For epidemiological purposes, since many different carbapenem-resistant isolates were isolated in a short period of time in Hospital A, next, we investigated the genetic relationships of the eight IMP-22-producing K. pneumoniae clinical isolates using PFGE. Three distinct PFGE profiles (I to III) were revealed. Importantly, six of the clinical isolates (namely H7, H8, H13, H15, H40, and H41) shared the same profile (profile I), indicating that these isolates are genetically identical and have the same origin (Figure 1).
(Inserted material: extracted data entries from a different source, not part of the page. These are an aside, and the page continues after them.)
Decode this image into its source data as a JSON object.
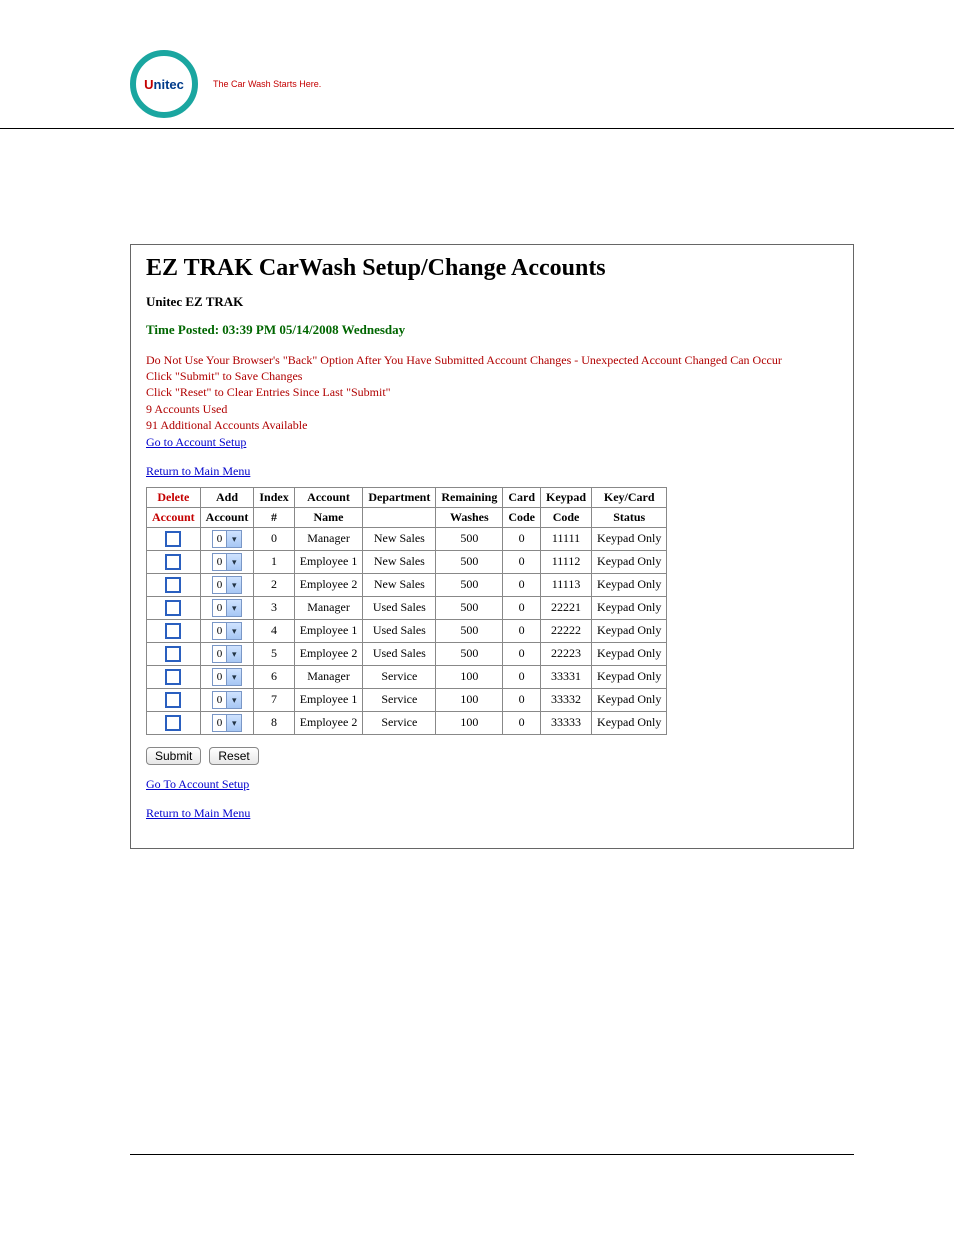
{
  "logo": {
    "brand_prefix": "U",
    "brand_rest": "nitec",
    "tagline": "The Car Wash Starts Here."
  },
  "page": {
    "title": "EZ TRAK CarWash Setup/Change Accounts",
    "subtitle": "Unitec EZ TRAK",
    "time_posted": "Time Posted: 03:39 PM 05/14/2008 Wednesday"
  },
  "info": {
    "warn": "Do Not Use Your Browser's \"Back\" Option After You Have Submitted Account Changes - Unexpected Account Changed Can Occur",
    "submit_hint": "Click \"Submit\" to Save Changes",
    "reset_hint": "Click \"Reset\" to Clear Entries Since Last \"Submit\"",
    "used": "9 Accounts Used",
    "avail": "91 Additional Accounts Available"
  },
  "links": {
    "goto_setup": "Go to Account Setup",
    "goto_setup2": "Go To Account Setup",
    "return_main": "Return to Main Menu"
  },
  "buttons": {
    "submit": "Submit",
    "reset": "Reset"
  },
  "table": {
    "headers": {
      "r1": [
        "Delete",
        "Add",
        "Index",
        "Account",
        "Department",
        "Remaining",
        "Card",
        "Keypad",
        "Key/Card"
      ],
      "r2": [
        "Account",
        "Account",
        "#",
        "Name",
        "",
        "Washes",
        "Code",
        "Code",
        "Status"
      ]
    },
    "rows": [
      {
        "add": "0",
        "index": "0",
        "name": "Manager",
        "dept": "New Sales",
        "washes": "500",
        "card": "0",
        "keypad": "11111",
        "status": "Keypad Only"
      },
      {
        "add": "0",
        "index": "1",
        "name": "Employee 1",
        "dept": "New Sales",
        "washes": "500",
        "card": "0",
        "keypad": "11112",
        "status": "Keypad Only"
      },
      {
        "add": "0",
        "index": "2",
        "name": "Employee 2",
        "dept": "New Sales",
        "washes": "500",
        "card": "0",
        "keypad": "11113",
        "status": "Keypad Only"
      },
      {
        "add": "0",
        "index": "3",
        "name": "Manager",
        "dept": "Used Sales",
        "washes": "500",
        "card": "0",
        "keypad": "22221",
        "status": "Keypad Only"
      },
      {
        "add": "0",
        "index": "4",
        "name": "Employee 1",
        "dept": "Used Sales",
        "washes": "500",
        "card": "0",
        "keypad": "22222",
        "status": "Keypad Only"
      },
      {
        "add": "0",
        "index": "5",
        "name": "Employee 2",
        "dept": "Used Sales",
        "washes": "500",
        "card": "0",
        "keypad": "22223",
        "status": "Keypad Only"
      },
      {
        "add": "0",
        "index": "6",
        "name": "Manager",
        "dept": "Service",
        "washes": "100",
        "card": "0",
        "keypad": "33331",
        "status": "Keypad Only"
      },
      {
        "add": "0",
        "index": "7",
        "name": "Employee 1",
        "dept": "Service",
        "washes": "100",
        "card": "0",
        "keypad": "33332",
        "status": "Keypad Only"
      },
      {
        "add": "0",
        "index": "8",
        "name": "Employee 2",
        "dept": "Service",
        "washes": "100",
        "card": "0",
        "keypad": "33333",
        "status": "Keypad Only"
      }
    ]
  }
}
The two remaining isolates, H52 and H50 showed two different profiles (profiles II and III, respectively; Figure 1). Of note, the isolates belonging to the single major clone (clone I) were isolated from four patients admitted to the medicine ward (isolates H7, H8, H13, and H15), and two patients admitted to the emergency ward (isolates H40 and H41); however, these two patients had previously been admitted to the same hospital. Interestingly, the two isolates collected from the same patient showed different PFGE patterns: H13, with the predominant profile I, was isolated during a first prolonged stay in Hospital A, while H50, with a unique typing pattern unrelated to profile I, was isolated during a second hospitalization, after a period spent in an LTCF in the same geographic region of Hospital A (the same LTCF from which the IMP-22-producing K. pneumoniae intestinal colonizer was isolated).

Since the findings in the context of the patient from which two isolates were collected suggest the horizontal transfer of bla_IMP-22 (two different PFGE types), we further performed conjugation experiments. Importantly, our results confirmed the above hypothesis; we observed the transference not only of the carbapenem resistance determinant but also of resistance determinants to non-β-lactam antibiotics (Table 3; underlined), in the context of six clinical isolates (H7, H8, H13, H15, H40, and H41), all belonging to the single major clone. On the other hand, no conjugation was achieved in the context of the two remaining clones isolated from clinical samples, as well as of the carbapenem-resistant K. pneumoniae intestinal isolates. Importantly, the presence of the bla_IMP-22 gene in all of the trans-conjugants obtained was confirmed via PCR and sequencing.